Now remember, NONE of this is necessary to finishing the game. None! It’s incredible to me that you have so much control over what you see and experience in this game. I’ve heard you can do the game in eight hours or so, but my first playthrough was roughly fourteen-fifteen hours. I’ve put in thirty-three hours in total, and that includes three playthroughs and the two side games. I would say I put in two hours tops for the side games combined, so I’ve put in around thirty-one hours into the main game.

This game has affected me in a way that few games have. It’s funny. If you had asked me after my first playthrough what my snap review of the game would have been, I would have said, “I liked it quite a bit, but there are many parts I didn’t like, either.” Numerically, I would have given it a 7.5 out of 10. After my second playthrough, I would have said, “Wow. There’s so much more than I thought. The negatives aren’t as important, and it’s only better with a second playthrough.” Numerical value: 8.25 out of 10. After the third playthrough, I would have said, “I love this game. I don’t even care about the negatives. What an amazing game. Incredible.” Number: 9.25 out of 10. The negatives are still very much there, but I just didn’t care by the third playthrough. It helped that I was much better at the gaming sections, which, ironically, were my least-favorite parts.

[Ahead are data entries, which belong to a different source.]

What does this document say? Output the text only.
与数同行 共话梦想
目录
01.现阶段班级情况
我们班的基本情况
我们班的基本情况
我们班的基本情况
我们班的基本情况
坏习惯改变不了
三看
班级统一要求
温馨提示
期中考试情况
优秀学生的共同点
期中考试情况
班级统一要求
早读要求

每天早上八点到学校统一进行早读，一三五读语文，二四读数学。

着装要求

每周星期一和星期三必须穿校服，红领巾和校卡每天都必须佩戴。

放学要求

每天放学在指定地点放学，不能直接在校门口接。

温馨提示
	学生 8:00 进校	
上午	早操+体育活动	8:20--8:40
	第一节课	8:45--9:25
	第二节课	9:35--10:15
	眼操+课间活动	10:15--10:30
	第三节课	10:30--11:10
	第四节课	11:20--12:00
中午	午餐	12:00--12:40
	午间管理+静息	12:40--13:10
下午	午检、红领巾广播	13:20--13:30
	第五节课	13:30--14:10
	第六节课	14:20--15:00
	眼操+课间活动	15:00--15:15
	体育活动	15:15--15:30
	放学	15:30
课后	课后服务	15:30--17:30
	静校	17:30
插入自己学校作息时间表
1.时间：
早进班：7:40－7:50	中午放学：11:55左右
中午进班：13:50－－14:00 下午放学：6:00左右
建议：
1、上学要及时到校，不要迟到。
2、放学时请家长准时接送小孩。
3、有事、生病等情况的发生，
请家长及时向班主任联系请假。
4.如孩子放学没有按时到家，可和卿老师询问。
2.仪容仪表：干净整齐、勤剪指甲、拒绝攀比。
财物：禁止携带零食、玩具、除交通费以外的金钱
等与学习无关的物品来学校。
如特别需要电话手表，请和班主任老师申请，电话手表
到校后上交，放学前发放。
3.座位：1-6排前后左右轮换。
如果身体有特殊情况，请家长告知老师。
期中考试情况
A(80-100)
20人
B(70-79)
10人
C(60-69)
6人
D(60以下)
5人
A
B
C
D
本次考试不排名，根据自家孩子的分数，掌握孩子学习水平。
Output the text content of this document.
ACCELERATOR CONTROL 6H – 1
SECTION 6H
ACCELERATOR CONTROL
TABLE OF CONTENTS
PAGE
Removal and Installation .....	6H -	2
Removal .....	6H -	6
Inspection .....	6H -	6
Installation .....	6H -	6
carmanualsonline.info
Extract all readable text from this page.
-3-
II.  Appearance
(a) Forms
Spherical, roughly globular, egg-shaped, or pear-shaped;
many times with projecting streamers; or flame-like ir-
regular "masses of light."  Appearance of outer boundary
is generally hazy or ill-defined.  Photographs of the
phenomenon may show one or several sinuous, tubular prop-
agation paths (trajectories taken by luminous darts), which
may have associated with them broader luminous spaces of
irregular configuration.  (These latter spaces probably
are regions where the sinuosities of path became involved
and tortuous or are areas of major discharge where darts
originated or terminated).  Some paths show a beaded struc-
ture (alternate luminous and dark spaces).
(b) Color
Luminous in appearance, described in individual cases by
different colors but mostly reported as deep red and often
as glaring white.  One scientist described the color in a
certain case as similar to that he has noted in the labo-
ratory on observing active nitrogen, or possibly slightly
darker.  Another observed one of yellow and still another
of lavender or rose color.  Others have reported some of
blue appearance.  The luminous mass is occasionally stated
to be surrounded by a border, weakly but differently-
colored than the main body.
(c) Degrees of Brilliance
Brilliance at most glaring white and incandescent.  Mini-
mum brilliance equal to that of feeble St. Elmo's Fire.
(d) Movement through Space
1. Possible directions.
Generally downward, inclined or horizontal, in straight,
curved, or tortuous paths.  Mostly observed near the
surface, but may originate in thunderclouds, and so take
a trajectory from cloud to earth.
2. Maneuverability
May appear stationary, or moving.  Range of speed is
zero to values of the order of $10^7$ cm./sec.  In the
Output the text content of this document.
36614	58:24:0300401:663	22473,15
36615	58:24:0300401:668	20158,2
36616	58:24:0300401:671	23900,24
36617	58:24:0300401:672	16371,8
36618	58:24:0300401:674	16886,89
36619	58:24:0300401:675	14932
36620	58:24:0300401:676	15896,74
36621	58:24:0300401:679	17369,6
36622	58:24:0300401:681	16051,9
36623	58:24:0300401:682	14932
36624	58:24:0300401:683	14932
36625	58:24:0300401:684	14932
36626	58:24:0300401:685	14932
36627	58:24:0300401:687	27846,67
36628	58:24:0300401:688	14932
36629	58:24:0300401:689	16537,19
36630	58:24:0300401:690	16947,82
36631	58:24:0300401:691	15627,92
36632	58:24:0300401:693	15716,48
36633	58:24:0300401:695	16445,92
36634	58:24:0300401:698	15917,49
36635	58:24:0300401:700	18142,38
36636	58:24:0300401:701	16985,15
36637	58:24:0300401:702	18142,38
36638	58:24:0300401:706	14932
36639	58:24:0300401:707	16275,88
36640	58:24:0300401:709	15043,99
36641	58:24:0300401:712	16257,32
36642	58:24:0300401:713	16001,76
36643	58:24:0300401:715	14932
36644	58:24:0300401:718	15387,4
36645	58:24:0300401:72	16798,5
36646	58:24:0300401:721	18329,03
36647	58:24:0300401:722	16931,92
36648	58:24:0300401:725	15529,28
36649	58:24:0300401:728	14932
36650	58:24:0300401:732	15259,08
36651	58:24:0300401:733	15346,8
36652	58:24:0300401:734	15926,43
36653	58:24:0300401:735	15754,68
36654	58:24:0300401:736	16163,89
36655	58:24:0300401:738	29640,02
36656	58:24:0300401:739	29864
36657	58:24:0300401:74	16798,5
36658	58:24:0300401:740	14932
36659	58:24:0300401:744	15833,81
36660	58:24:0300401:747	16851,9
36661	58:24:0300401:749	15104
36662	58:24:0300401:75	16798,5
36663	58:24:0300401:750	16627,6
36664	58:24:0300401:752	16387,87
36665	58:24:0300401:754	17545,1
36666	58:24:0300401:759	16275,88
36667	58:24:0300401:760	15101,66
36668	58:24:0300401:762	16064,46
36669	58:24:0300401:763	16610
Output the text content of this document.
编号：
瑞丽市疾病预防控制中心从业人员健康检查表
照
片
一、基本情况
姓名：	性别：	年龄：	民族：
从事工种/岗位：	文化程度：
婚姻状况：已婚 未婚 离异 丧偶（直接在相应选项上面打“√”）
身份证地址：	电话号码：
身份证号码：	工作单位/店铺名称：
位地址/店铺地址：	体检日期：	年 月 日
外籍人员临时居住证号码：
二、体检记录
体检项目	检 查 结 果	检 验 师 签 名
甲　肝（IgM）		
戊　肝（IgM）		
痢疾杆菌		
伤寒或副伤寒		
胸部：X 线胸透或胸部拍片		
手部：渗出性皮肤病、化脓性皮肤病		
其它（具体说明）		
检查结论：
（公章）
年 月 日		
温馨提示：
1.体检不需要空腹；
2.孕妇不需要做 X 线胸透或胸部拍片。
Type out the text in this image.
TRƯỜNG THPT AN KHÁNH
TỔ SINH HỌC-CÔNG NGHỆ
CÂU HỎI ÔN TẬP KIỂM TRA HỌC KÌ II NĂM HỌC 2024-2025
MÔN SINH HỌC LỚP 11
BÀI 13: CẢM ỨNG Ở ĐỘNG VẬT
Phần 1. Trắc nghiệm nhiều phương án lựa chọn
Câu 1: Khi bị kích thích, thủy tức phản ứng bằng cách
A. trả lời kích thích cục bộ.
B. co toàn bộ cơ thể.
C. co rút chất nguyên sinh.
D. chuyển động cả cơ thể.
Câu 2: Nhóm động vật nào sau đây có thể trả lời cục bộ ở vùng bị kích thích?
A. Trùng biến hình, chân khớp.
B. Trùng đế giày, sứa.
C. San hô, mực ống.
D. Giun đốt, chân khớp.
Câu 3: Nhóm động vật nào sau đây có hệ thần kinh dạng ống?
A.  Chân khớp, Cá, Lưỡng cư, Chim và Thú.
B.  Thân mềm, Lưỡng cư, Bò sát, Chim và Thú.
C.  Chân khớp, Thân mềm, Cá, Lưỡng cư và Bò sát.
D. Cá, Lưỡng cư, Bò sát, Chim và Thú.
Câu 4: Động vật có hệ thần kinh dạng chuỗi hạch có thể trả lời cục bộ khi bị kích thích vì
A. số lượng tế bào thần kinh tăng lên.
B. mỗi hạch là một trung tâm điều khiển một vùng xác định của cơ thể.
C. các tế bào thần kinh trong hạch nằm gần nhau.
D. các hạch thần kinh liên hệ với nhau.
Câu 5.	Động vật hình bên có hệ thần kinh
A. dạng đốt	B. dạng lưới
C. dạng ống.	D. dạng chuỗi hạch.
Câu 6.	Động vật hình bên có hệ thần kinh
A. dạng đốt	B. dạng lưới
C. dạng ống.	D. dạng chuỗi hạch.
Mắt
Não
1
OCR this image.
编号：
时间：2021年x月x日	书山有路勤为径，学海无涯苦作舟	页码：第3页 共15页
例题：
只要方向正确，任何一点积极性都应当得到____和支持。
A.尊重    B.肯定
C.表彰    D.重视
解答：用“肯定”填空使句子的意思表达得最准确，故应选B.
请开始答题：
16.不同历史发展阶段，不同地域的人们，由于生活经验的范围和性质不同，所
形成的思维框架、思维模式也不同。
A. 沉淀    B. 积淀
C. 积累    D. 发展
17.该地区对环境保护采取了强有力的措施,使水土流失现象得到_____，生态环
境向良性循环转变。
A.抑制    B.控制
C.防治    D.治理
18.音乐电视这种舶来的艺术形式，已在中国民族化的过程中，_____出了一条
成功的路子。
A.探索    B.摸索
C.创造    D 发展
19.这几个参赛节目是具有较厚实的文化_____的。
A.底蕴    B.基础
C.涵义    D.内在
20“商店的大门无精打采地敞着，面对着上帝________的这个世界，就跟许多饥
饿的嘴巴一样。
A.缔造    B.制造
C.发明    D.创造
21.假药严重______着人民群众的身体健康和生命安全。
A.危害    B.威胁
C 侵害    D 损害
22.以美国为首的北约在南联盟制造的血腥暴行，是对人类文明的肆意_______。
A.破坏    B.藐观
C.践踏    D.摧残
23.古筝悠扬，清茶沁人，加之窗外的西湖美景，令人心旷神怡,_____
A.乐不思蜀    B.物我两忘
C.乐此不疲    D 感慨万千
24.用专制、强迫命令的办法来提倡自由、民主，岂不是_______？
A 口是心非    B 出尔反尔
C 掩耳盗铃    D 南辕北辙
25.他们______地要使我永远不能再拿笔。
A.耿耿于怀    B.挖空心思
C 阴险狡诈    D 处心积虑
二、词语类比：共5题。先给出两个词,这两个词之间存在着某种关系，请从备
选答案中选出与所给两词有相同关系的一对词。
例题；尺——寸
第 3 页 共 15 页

I really appreciate how the game deals with mental health issues. I’ve touched on it before, and here’s a video by PushingUpRoses addressing those issues. I don’t agree with all her assessments (I don’t think Mae is bipolar), but we’re mostly in accord.

The mystery is still take-it-or-leave-it, but it doesn’t matter. I grew to deeply love these characters, and I wanted to spend more time with them. I cared about their lives and what would happen to them in the future. I want Lori to grow up and be a famous director of horror movies, eating pizza and watching Italian gore movies whenever she wants. I want Germ Warfare to keep on being thoroughly himself, not ever changing to please anyone. I want Bea to be able to go to college, whether it’s in the real world or online, and to get the life she so richly deserves. I want Gregg and Angus to move to Bright Harbor and live in a shitty apartment, but to be surrounded by like-minded, supportive people who are diverse, queer, and creative.  And Mae. Oh, Mae. I want Mae to deal with her mental health issues, to find the passion that will drive her, and to fucking change the world one power line at a time.





*Rats as in animal rats. Lori is a person-like character, even though she’s a mouse. It sounds confusing, but it isn’t, really.